Le ordenó a Stern que desapareciese de su vista y que fuera a darse una ducha. El joven interno siguió plantado frente al profesor, defendiendo con ardor su postura. Cuando había certificado la muerte, su paciente estaba en parada cardiorrespiratoria desde hacía diez minutos. Su corazón y sus pulmones habían dejado de vivir. Sí, se había obcecado porque por primera vez desde que era médico había notado que alguien, aquella mujer, no quería morir.

Le describió cómo, tras sus ojos abiertos, la había sentido luchar, negarse a irse.

Entonces había luchado junto a ella saltándose las normas, y diez minutos más tarde, en contra de toda lógica, en contra de todo lo que le habían enseñado, su corazón había comenzado a palpitar de nuevo, sus pulmones a inspirar y a espirar aire, un soplo de vida.

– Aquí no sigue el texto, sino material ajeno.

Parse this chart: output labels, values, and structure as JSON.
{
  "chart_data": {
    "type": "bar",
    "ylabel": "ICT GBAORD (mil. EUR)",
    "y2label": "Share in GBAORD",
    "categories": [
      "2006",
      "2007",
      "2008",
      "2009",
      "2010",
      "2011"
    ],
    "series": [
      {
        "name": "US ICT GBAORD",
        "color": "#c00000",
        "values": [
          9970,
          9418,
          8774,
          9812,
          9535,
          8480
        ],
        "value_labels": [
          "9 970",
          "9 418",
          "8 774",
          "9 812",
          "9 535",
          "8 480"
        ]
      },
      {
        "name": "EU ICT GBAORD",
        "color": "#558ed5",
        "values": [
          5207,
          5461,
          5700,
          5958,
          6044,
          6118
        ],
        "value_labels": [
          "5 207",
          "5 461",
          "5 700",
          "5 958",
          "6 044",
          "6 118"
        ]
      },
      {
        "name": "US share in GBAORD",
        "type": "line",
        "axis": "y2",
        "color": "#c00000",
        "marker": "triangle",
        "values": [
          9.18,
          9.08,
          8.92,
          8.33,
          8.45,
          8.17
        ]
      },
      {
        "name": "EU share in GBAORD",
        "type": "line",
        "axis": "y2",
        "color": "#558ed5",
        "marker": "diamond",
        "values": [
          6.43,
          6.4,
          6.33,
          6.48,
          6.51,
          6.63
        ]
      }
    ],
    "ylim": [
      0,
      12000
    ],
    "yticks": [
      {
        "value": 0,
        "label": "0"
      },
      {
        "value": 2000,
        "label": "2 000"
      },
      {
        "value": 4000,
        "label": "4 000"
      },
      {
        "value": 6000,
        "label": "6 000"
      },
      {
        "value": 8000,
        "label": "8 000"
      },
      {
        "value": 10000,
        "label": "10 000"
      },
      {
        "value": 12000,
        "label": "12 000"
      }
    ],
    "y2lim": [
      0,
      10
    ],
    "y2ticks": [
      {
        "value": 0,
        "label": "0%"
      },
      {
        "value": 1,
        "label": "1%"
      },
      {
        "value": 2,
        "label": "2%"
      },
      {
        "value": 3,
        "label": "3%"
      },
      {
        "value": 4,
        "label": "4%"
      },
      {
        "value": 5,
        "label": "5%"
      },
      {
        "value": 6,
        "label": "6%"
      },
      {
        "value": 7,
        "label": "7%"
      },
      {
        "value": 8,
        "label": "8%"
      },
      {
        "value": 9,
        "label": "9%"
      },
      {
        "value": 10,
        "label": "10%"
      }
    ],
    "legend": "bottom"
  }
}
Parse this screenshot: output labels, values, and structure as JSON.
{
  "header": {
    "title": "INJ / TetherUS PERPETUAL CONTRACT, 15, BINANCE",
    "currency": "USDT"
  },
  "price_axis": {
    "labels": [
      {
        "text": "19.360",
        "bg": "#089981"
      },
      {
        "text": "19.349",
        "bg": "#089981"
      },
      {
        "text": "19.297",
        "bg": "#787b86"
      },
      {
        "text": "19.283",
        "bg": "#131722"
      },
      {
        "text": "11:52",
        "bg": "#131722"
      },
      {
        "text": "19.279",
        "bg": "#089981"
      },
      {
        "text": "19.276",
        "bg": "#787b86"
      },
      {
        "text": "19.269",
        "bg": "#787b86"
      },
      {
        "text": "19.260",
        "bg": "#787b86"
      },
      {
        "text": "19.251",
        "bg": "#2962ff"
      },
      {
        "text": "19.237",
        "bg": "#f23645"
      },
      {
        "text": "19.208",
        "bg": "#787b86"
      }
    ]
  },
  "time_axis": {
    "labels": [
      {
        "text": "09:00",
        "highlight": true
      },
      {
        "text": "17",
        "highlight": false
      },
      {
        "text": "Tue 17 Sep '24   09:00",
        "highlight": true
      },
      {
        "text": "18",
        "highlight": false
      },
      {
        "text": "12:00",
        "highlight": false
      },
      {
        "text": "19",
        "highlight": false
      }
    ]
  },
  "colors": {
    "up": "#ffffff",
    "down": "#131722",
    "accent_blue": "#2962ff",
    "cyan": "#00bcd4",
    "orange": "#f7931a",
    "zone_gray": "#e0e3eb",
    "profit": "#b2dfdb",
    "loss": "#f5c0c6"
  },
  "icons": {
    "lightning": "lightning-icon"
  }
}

– Tiene razón -prosiguió-, somos médicos y no lo sabemos todo. Esa mujer también es médico.

Le suplicó a Fernstein que le diera una posibilidad. Se habían visto comas de más de seis meses que volvían a la vida sin que nadie entendiera por qué. Lo que ella había hecho no lo había hecho nunca nadie, así que daba igual lo que costara.

– No deje que se vaya, no quiere. Es lo que nos está diciendo.

El profesor esperó unos instantes antes de responder.

– Doctor Stern, Lauren era alumna mía. Tenía un carácter endemoniado, pero también un gran talento. Yo la apreciaba mucho y tenía puestas muchas esperanzas en su carrera, como también las tengo puestas en la de usted. Esta conversación ha terminado.